Reynolds is relying on a high density of people in the community to support
business as well as visitors who shop at Jordan Creek Town Center or live
around the West Glen area. He also said his company is being selective in what
businesses they bring in. "We are seeking out tenants that help support and
reinforce each other," he said.
Wait and see
People like Griffieon and Summerville also believe though planned growth is
better than suburban sprawl, it doesn't replace having no development.
"There are ways to make development more sustainable in an ecological sense,"
Summerville said, "but it is not a replacement for having large protected areas."
Griffieon, who lives on a farm north of Ankeny, urges planners to develop only
when necessary. "[Prairie Trail] would be smart growth if it was truly necessary
development," she said, "but Ankeny has about 1,000 houses sitting for sale."

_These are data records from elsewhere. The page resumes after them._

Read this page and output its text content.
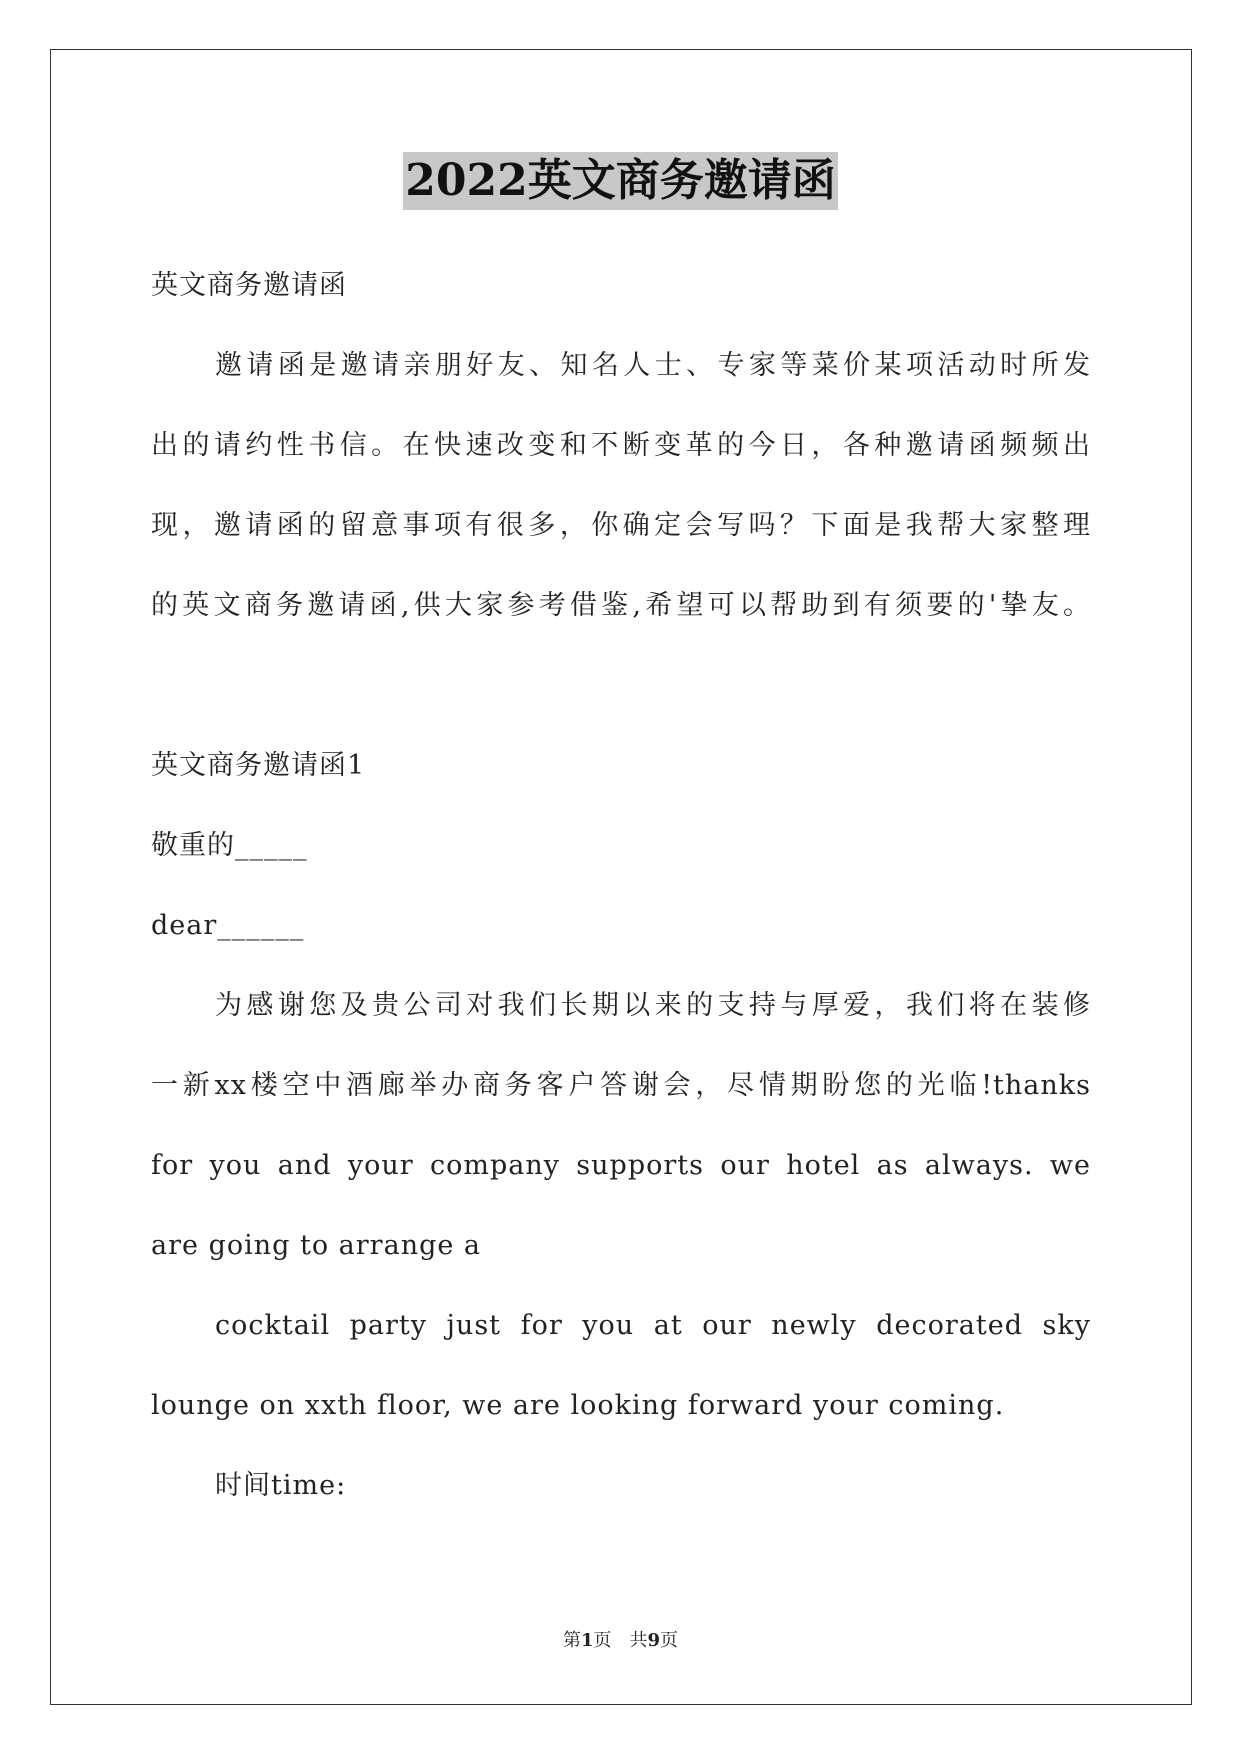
2022英文商务邀请函
英文商务邀请函
邀请函是邀请亲朋好友、知名人士、专家等菜价某项活动时所发
出的请约性书信。在快速改变和不断变革的今日，各种邀请函频频出
现，邀请函的留意事项有很多，你确定会写吗？下面是我帮大家整理
的英文商务邀请函,供大家参考借鉴,希望可以帮助到有须要的'挚友。
英文商务邀请函1
敬重的_____
dear______
为感谢您及贵公司对我们长期以来的支持与厚爱，我们将在装修
一新xx楼空中酒廊举办商务客户答谢会，尽情期盼您的光临!thanks
for you and your company supports our hotel as always. we
are going to arrange a
cocktail party just for you at our newly decorated sky
lounge on xxth floor, we are looking forward your coming.
时间time:
第1页 共9页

In addition, Griffieon notices that some developers are calling their communities
"smart growth" because they have one or two of the smart growth components,
but are ignoring some of the other 11 principles, along with developing on
farmland instead of in undeveloped space within a city. She also has noticed that
smart growth communities have not set an example for other development and
slowed outward development, using Prairie Crossing in Illinois as an example.
Experts, however, are still waiting to see the full effects of smart growth and new
urbanist communities because many are less than a decade old or are still being
built.
Hamilton sees these planned developments as an evolution, not an end.
"We're trying to think more creatively about how to use zoning and planning tools
to achieve certain objectives," he said.
One option is to look at Oregon, which has a "progressive land-use policy,"
Martin said, and consider ideas such as drawing a circle around the city and
deciding not to develop past that line until the inside of the city is fully developed.
Martin also stresses that people should wait and see how these planned
communities fully develop. It takes a while, he said, for the trees to grow over the
streets and the land to be fully developed to the point where it may be able to
sustain more commercial growth.
"We have to give it time," said Martin. "We can't be too quick to judge."